Payroll/ Human Resources

Do you expect to hire employees right away? Will you process payroll and handle HR internally or will you outsource it to your accountant or a payroll company? Will you offer direct deposit? What kind of benefits will your business offer? A happy employee is a productive employee!

Determine How Your Business Gets Paid

How will you get paid? Will you receive frequent,  smaller payments or will you require a lower volume but higher dollar amount? Cash, checks, debit, and credit cards are appropriate payment devices for the former. You may need to consider other payment vehicles, like wires, if you are expecting to receive low volume and high dollar amounts.

If you accept credit and debit cards, how high of a volume do you expect to process? Will your business be fine utilizing lower-volume processing services, such as Square or PayPal, or will you require a higher volume service?

Choose a Bank

Business accounts charge different types of fees compared to personal checking accounts. Some may not have a monthly service fee, but there may be a low transaction and cash deposit limit. Other accounts charge a monthly fee, but allow for a higher transaction volume.

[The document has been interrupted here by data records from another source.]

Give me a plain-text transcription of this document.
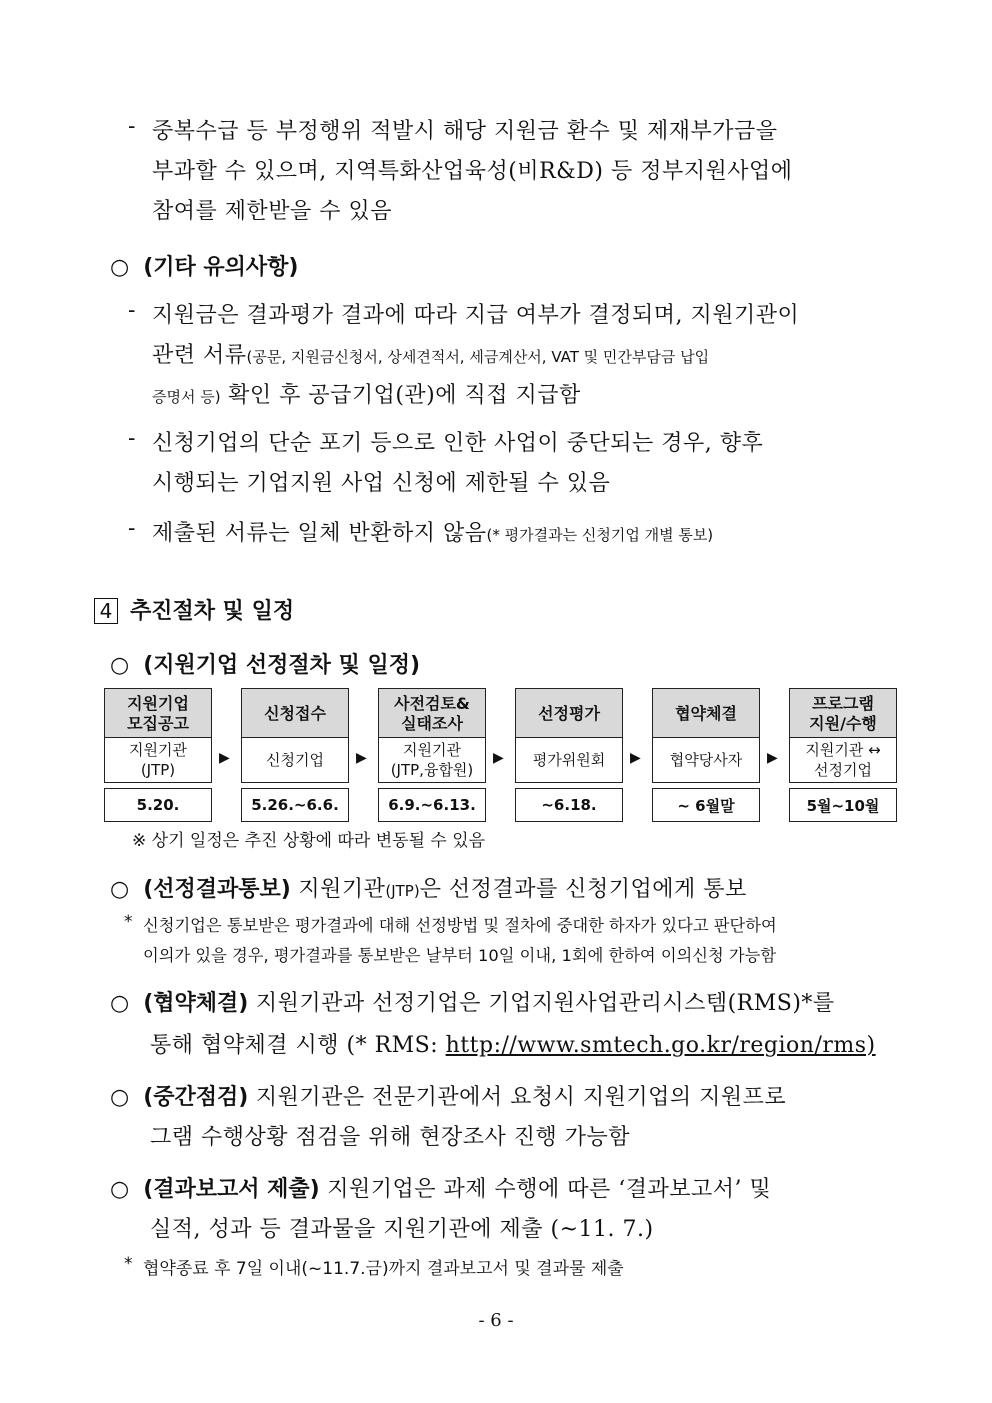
- 중복수급 등 부정행위 적발시 해당 지원금 환수 및 제재부가금을
부과할 수 있으며, 지역특화산업육성(비R&D) 등 정부지원사업에
참여를 제한받을 수 있음
○ (기타 유의사항)
- 지원금은 결과평가 결과에 따라 지급 여부가 결정되며, 지원기관이
관련 서류(공문, 지원금신청서, 상세견적서, 세금계산서, VAT 및 민간부담금 납입
증명서 등) 확인 후 공급기업(관)에 직접 지급함
- 신청기업의 단순 포기 등으로 인한 사업이 중단되는 경우, 향후
시행되는 기업지원 사업 신청에 제한될 수 있음
- 제출된 서류는 일체 반환하지 않음(* 평가결과는 신청기업 개별 통보)
4 추진절차 및 일정
○ (지원기업 선정절차 및 일정)
지원기업
모집공고
지원기관
(JTP)
5.20.
▶
신청접수
신청기업
5.26.~6.6.
▶
사전검토&
실태조사
지원기관
(JTP,융합원)
6.9.~6.13.
▶
선정평가
평가위원회
~6.18.
▶
협약체결
협약당사자
~ 6월말
▶
프로그램
지원/수행
지원기관 ↔
선정기업
5월~10월
※ 상기 일정은 추진 상황에 따라 변동될 수 있음
○ (선정결과통보) 지원기관(JTP)은 선정결과를 신청기업에게 통보
* 신청기업은 통보받은 평가결과에 대해 선정방법 및 절차에 중대한 하자가 있다고 판단하여
이의가 있을 경우, 평가결과를 통보받은 날부터 10일 이내, 1회에 한하여 이의신청 가능함
○ (협약체결) 지원기관과 선정기업은 기업지원사업관리시스템(RMS)*를
통해 협약체결 시행 (* RMS: http://www.smtech.go.kr/region/rms)
○ (중간점검) 지원기관은 전문기관에서 요청시 지원기업의 지원프로
그램 수행상황 점검을 위해 현장조사 진행 가능함
○ (결과보고서 제출) 지원기업은 과제 수행에 따른 ‘결과보고서’ 및
실적, 성과 등 결과물을 지원기관에 제출 (~11. 7.)
* 협약종료 후 7일 이내(~11.7.금)까지 결과보고서 및 결과물 제출
- 6 -
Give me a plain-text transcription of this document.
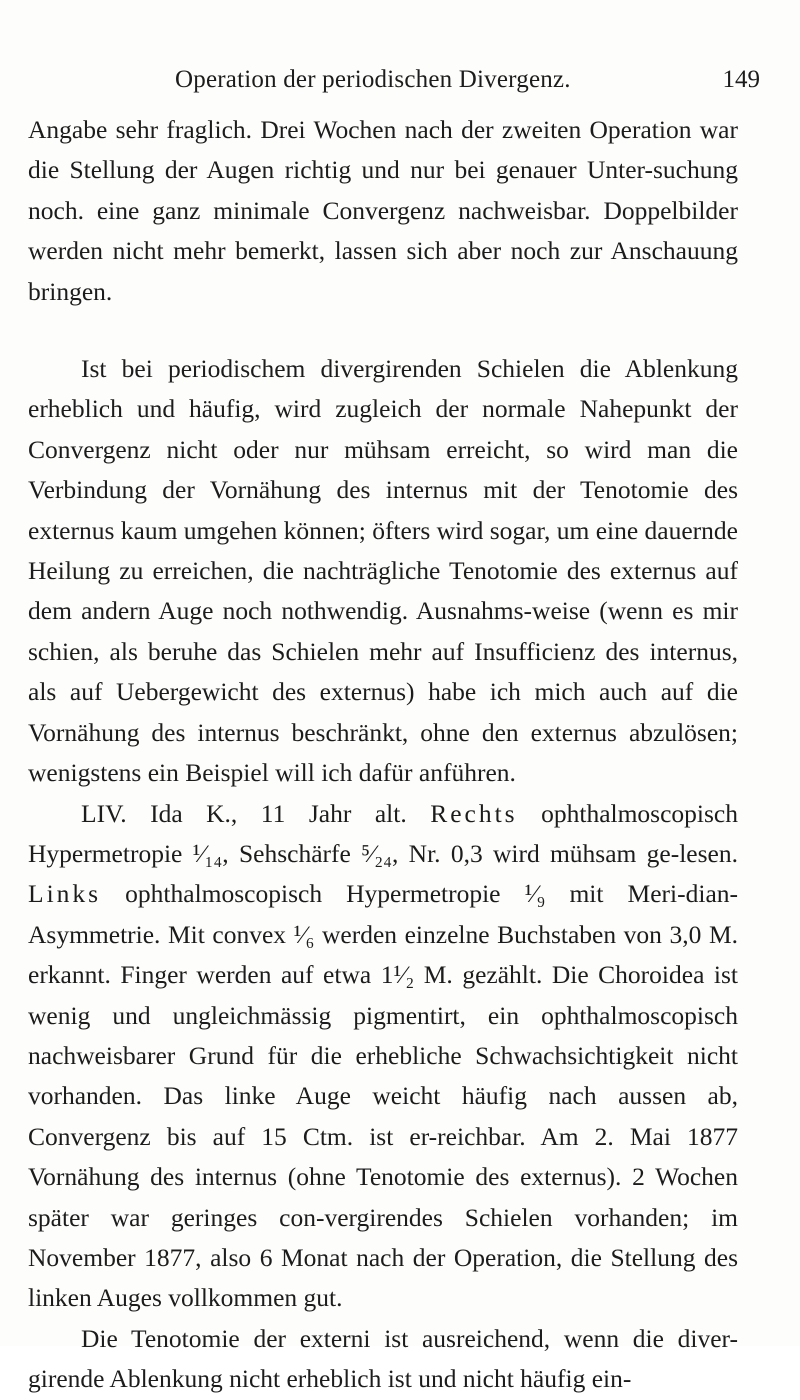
Operation der periodischen Divergenz.	149

Angabe sehr fraglich. Drei Wochen nach der zweiten Operation war die Stellung der Augen richtig und nur bei genauer Unter-suchung noch. eine ganz minimale Convergenz nachweisbar. Doppelbilder werden nicht mehr bemerkt, lassen sich aber noch zur Anschauung bringen.

Ist bei periodischem divergirenden Schielen die Ablenkung erheblich und häufig, wird zugleich der normale Nahepunkt der Convergenz nicht oder nur mühsam erreicht, so wird man die Verbindung der Vornähung des internus mit der Tenotomie des externus kaum umgehen können; öfters wird sogar, um eine dauernde Heilung zu erreichen, die nachträgliche Tenotomie des externus auf dem andern Auge noch nothwendig. Ausnahms-weise (wenn es mir schien, als beruhe das Schielen mehr auf Insufficienz des internus, als auf Uebergewicht des externus) habe ich mich auch auf die Vornähung des internus beschränkt, ohne den externus abzulösen; wenigstens ein Beispiel will ich dafür anführen.

LIV. Ida K., 11 Jahr alt. Rechts ophthalmoscopisch Hypermetropie ¹⁄₁₄, Sehschärfe ⁵⁄₂₄, Nr. 0,3 wird mühsam ge-lesen. Links ophthalmoscopisch Hypermetropie ¹⁄₉ mit Meri-dian-Asymmetrie. Mit convex ¹⁄₆ werden einzelne Buchstaben von 3,0 M. erkannt. Finger werden auf etwa 1¹⁄₂ M. gezählt. Die Choroidea ist wenig und ungleichmässig pigmentirt, ein ophthalmoscopisch nachweisbarer Grund für die erhebliche Schwachsichtigkeit nicht vorhanden. Das linke Auge weicht häufig nach aussen ab, Convergenz bis auf 15 Ctm. ist er-reichbar. Am 2. Mai 1877 Vornähung des internus (ohne Tenotomie des externus). 2 Wochen später war geringes con-vergirendes Schielen vorhanden; im November 1877, also 6 Monat nach der Operation, die Stellung des linken Auges vollkommen gut.

Die Tenotomie der externi ist ausreichend, wenn die diver-girende Ablenkung nicht erheblich ist und nicht häufig ein-
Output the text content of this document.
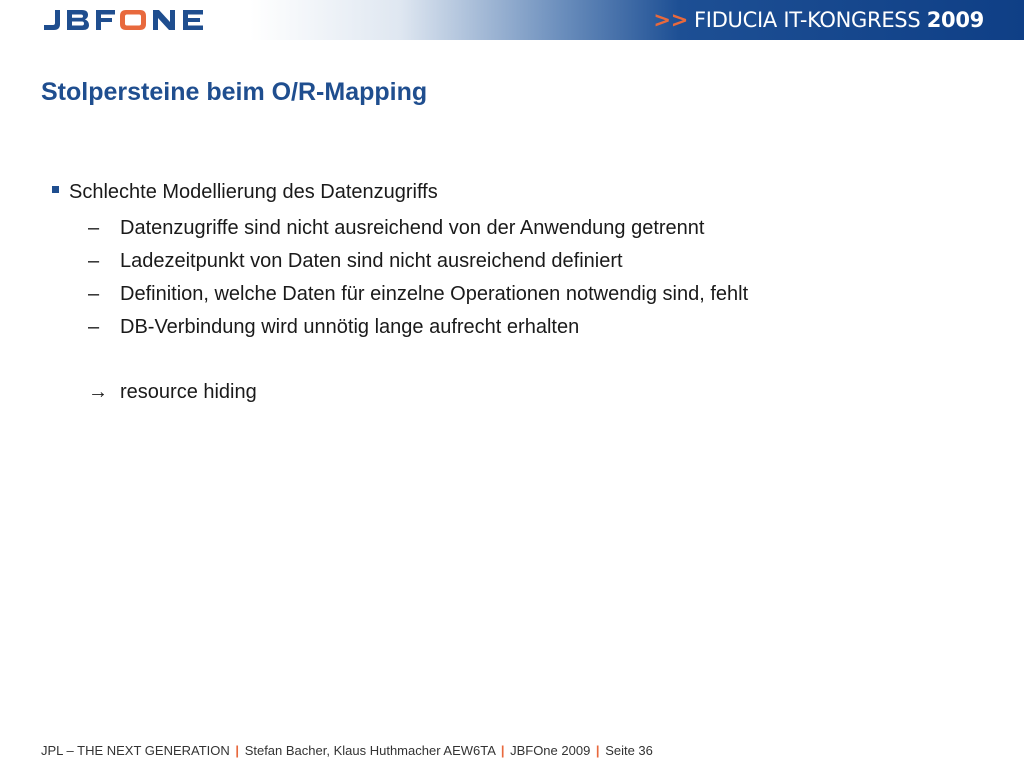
>> FIDUCIA IT-KONGRESS 2009
Stolpersteine beim O/R-Mapping
Schlechte Modellierung des Datenzugriffs
– Datenzugriffe sind nicht ausreichend von der Anwendung getrennt
– Ladezeitpunkt von Daten sind nicht ausreichend definiert
– Definition, welche Daten für einzelne Operationen notwendig sind, fehlt
– DB-Verbindung wird unnötig lange aufrecht erhalten
→ resource hiding
JPL – THE NEXT GENERATION | Stefan Bacher, Klaus Huthmacher AEW6TA | JBFOne 2009 | Seite 36
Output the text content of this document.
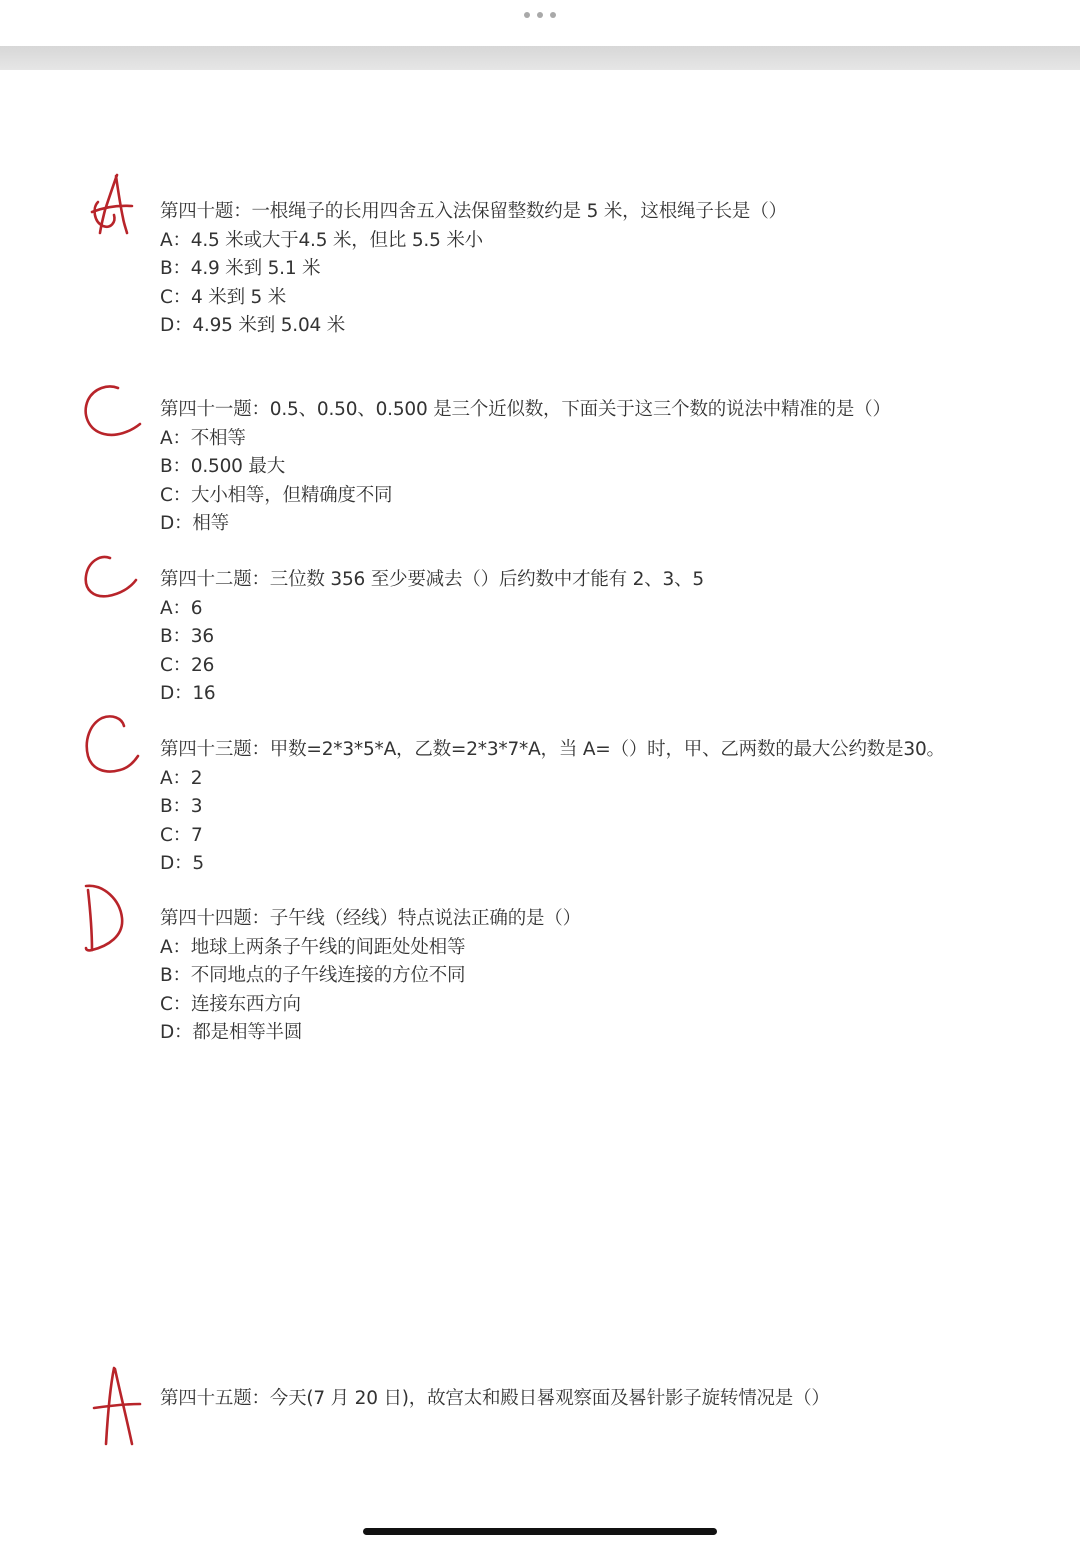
第四十题：一根绳子的长用四舍五入法保留整数约是 5 米，这根绳子长是（）
A：4.5 米或大于4.5 米，但比 5.5 米小
B：4.9 米到 5.1 米
C：4 米到 5 米
D：4.95 米到 5.04 米
第四十一题：0.5、0.50、0.500 是三个近似数，下面关于这三个数的说法中精准的是（）
A：不相等
B：0.500 最大
C：大小相等，但精确度不同
D：相等
第四十二题：三位数 356 至少要减去（）后约数中才能有 2、3、5
A：6
B：36
C：26
D：16
第四十三题：甲数=2*3*5*A，乙数=2*3*7*A，当 A=（）时，甲、乙两数的最大公约数是30。
A：2
B：3
C：7
D：5
第四十四题：子午线（经线）特点说法正确的是（）
A：地球上两条子午线的间距处处相等
B：不同地点的子午线连接的方位不同
C：连接东西方向
D：都是相等半圆
第四十五题：今天(7 月 20 日)，故宫太和殿日晷观察面及晷针影子旋转情况是（）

Estimate your balance, how many checks you plan to write, the amount of debit card purchases, and cash spent. Determine how many checks and the amount of cash that you will be depositing each month.

After completing your estimates, look at the bank’s pricing to make sure it is acceptable. Remember banks charge different fees, so do not just look at one. Find a bank that is going to work with you  to help your business grow. Make sure their fees are reasonable and that they truly understand your business. Just because your bank offers quality personal checking accounts does not mean that they provide adequate business accounts.

By the way, we know of a great business bank. Give us a call!

By taking these few simple steps when you first start your business, you will be in a better position to capitalize on opportunities to grow your business and maximize earnings in the future. You may also reduce liability and tax expenses by making sure that you understand the accounting and HR side of running your business. Make sure that you know your anticipated banking activity ahead of time.